On this page I am planning to publish a series of essays on language and values. Most of these essays will be about a single word; how we use it, what problems there are, and how we might use it better. Of course, I have to use other words to write the essay. As the Austrian thinker and reformer Otto Neurath said, one is always repairing the boat when already afloat. Other essays may take a phrase or a general theme in the workings of language. I aim to publish at least one a fortnight.
One name for what I am doing here is ‘philosophy’. This is not a discipline that you need a qualification or training in to practice, though the concepts and patterns that have been developed in various philosophical traditions can help. Languge is intrinsically communist; it belongs to us all and we all make it together. If we remake our language reflectively, in awareness of the traditions of thought that have gone before, we are doing one (not the only) kind of philosophy.

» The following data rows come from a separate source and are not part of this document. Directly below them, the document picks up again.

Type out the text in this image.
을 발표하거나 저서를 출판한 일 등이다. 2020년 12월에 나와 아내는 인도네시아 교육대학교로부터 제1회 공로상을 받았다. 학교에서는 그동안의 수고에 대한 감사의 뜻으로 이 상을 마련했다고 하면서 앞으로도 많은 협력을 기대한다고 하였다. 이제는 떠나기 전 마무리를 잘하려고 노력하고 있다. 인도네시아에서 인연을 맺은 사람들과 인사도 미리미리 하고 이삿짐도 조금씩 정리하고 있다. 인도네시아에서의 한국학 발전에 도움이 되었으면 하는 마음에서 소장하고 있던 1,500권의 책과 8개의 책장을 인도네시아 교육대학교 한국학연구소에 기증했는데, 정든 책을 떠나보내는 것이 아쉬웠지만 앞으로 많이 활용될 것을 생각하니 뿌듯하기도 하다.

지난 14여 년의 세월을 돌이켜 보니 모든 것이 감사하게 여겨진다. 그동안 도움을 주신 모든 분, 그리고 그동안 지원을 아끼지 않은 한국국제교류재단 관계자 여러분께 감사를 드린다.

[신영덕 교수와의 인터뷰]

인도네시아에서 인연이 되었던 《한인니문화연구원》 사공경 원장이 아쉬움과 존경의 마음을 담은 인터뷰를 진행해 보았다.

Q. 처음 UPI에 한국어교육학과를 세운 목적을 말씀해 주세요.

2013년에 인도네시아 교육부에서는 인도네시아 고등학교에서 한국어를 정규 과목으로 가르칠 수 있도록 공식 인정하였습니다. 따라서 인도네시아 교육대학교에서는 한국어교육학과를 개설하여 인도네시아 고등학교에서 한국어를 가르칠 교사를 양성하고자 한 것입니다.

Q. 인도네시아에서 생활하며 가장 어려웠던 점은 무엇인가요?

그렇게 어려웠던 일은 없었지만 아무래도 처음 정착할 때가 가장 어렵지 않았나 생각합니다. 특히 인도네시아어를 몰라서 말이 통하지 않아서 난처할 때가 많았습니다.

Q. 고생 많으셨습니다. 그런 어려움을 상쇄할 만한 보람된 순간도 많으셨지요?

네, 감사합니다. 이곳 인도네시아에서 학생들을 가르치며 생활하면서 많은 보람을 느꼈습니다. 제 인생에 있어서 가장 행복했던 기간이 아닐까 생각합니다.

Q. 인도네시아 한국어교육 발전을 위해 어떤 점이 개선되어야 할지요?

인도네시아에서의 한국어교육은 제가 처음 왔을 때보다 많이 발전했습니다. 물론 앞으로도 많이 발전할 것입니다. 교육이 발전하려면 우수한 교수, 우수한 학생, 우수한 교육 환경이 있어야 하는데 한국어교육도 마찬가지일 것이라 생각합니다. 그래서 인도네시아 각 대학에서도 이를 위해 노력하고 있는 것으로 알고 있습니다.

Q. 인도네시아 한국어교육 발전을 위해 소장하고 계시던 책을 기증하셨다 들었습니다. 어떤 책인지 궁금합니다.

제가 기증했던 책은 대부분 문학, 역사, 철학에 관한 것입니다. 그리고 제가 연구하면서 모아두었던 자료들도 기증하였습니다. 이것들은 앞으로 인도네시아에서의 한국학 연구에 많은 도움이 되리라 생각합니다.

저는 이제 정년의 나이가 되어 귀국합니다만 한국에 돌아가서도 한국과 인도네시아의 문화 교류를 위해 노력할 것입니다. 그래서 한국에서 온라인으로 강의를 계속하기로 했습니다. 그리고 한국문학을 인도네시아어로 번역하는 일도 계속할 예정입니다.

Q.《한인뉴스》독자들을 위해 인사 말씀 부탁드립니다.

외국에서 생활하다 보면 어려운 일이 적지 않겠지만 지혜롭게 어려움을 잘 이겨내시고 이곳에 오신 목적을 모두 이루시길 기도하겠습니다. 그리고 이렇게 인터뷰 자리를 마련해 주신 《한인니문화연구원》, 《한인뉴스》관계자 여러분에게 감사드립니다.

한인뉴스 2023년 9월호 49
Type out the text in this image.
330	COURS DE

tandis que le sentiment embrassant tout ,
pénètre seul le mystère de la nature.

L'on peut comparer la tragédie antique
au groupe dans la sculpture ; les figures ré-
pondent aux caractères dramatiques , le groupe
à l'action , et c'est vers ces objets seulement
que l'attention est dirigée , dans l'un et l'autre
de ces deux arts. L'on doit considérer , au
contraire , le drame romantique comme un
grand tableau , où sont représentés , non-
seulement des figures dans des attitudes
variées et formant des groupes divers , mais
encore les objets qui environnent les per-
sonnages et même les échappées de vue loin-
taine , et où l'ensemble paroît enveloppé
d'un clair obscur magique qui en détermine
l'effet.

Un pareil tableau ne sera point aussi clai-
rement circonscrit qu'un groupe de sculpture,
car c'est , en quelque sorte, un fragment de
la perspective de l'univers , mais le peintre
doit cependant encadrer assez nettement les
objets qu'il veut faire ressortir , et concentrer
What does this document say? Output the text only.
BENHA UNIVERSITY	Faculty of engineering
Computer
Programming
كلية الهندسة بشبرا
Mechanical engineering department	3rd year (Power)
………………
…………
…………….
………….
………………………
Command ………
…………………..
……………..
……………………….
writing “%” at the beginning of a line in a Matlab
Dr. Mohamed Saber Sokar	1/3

My general take on language: words of the kind I’m going to write about here do not usually denote a single concept, but a field of meaning. No-one has absolute ownership of a bit of language, though sometimes it makes sense to obey the rules of a particular technical discipline. How we should use a word is an ethical question: clarity and precision may matter; etymology and intellectual tradition may help; and it will above all depend on what we want to use the word for. I shall sometimes write about words outside English. Translation, I think, is always a compromise: words in different languages belong to different webs and differ physically even if they denote the same thing.
In some cases, it’s helpful to develop a single concept rather formally and pin a single name to it, as Anglo-Saxon philosophers like to do. I shall sometimes distinguish between (1) foundations – what makes a statement about X true or false ? (2) definitions – what does (or should, or might) the term X mean ? – (3) accounts – what sorts of thing generally are X ? and (4) specifications – what sorts of thing are X here and now ? When I write about the good, I take care to distinguish these, because I have a particular definition and account to defend; but it’s not always useful to be so formal.
My perspective on values might be called liberal, leftist and poetic. Liberal, in that I take ‘negative’ or ‘objective’ freedoms like freedom of speech seriously; leftist, in that I think the world we have is wildly unjust and that the hierarchical structure of capitalism may not be the best bet for the future of humanity; and poetic, in that my belief in the play of language and concepts prevents me subscribing absolutely to any fixed point in language, and that I take the evocative and physical properties of words seriously. Poetry’s physical embodiment is as much an escape from the tyranny of meaning as the expression of meanings.
Intellectual sources include Greek, European and Anglo-Saxon philosophy; Buddhism; psychology and psychoanalysis; economics (which is my professional background); chess; and poetry in a number of languages. At the heart of my approach is a conception of the human good which owes a good deal to Aristotle and will be discussed in the essay (or essays) on ‘good’. Other terms of value (freedom, equality, happiness, …) gain much of their credibility from the light they shed on the good and the ways in which their intelligent use can contribute to its promotion. If freedom and equality are good things it is at least partly because they tend to make life better.
Among the trickiest words in our whole culture is the term ‘expert’. This blog is neither exclusively for specialists nor a work of popularisation; it tries to offer some new ideas, it draws unapologetically on a wide range of traditions, and it is written for the general intellectual. Reader, that means you.